Assuming all your non countries columns can be identified and converted to a boolean (here using a regex to match cd+, bus this could be anything), you can use numpy.lexsort:

# identify non-target columns
# the regex here is just an example
# any other method can be used
a = df.columns.str.fullmatch('cd+')
# array([ True,  True,  True,  True, False, False, False,
#        False, False, False,  True,  True,  True,  True])

# compute a first sorter with a custom cumsum
# the odd numbers are the original True
pos = (2*a).cumsum()-a
# array([ 1,  3,  5,  7,  8,  8,  8,  8,  8,  8,  9, 11, 13, 15])

# sort by first sorter then column names
df2 = df.iloc[:, np.lexsort((df.columns, pos))]

To get the languages columns from a list of valid languages, it is possible to use langcodes:

from langcodes import language_lists

lang = language_lists.WIKT_LANGUAGE_NAMES['en']

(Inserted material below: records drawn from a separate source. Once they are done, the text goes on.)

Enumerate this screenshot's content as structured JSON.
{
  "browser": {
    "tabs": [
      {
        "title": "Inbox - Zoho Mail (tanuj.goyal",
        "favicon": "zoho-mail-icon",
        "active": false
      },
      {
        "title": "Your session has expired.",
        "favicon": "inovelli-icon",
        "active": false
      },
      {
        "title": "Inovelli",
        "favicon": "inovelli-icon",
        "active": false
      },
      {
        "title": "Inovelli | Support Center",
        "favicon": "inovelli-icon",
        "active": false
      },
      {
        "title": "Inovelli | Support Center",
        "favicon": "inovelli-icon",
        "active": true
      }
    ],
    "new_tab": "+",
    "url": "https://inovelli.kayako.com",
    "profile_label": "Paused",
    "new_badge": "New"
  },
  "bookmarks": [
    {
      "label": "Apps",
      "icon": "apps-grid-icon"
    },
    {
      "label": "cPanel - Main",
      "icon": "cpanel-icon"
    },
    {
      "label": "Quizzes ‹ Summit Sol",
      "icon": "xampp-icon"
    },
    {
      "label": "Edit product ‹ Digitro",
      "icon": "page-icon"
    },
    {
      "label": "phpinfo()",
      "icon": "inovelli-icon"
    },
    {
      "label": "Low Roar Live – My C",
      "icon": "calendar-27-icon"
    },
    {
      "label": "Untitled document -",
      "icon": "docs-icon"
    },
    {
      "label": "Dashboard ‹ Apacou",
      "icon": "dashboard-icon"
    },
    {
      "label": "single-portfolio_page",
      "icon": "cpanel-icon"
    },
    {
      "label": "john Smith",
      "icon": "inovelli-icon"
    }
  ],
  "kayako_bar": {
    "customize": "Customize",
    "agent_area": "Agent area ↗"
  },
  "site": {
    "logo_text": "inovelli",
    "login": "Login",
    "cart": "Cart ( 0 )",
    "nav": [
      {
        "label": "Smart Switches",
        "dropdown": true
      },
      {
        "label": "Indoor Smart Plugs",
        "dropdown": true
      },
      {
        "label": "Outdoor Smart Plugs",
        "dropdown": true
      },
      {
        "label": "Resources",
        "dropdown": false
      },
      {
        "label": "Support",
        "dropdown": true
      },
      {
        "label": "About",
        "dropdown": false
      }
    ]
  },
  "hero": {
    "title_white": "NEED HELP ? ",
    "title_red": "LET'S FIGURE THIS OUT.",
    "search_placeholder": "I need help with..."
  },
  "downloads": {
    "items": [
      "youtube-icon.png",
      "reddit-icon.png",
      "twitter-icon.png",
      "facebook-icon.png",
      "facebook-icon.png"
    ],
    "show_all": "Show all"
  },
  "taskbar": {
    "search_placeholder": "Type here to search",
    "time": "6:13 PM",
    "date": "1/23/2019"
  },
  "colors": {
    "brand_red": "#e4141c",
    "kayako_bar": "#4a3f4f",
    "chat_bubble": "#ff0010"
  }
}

a = ~df.columns.isin(lang)
# array([ True,  True,  True,  True, False, False, False,
#        False, False, False,  True,  True,  True,  True])

pos = (2*a).cumsum()-a
df2 = df.iloc[:, np.lexsort((df.columns, pos))]

output:

['c1', 'c2', 'c3', 'c4', 'Albanian', 'English', 'French', 'German',
       'Italian', 'Spanish', 'c903', 'c904', 'c905', 'c906']

used input:

cols = ['c1', 'c2', 'c3', 'c4', 'Italian', 'English', 'German',
        'French', 'Albanian', 'Spanish', 'c903', 'c904', 'c905', 'c906']
df = pd.DataFrame(columns=cols)
Answered By: mozway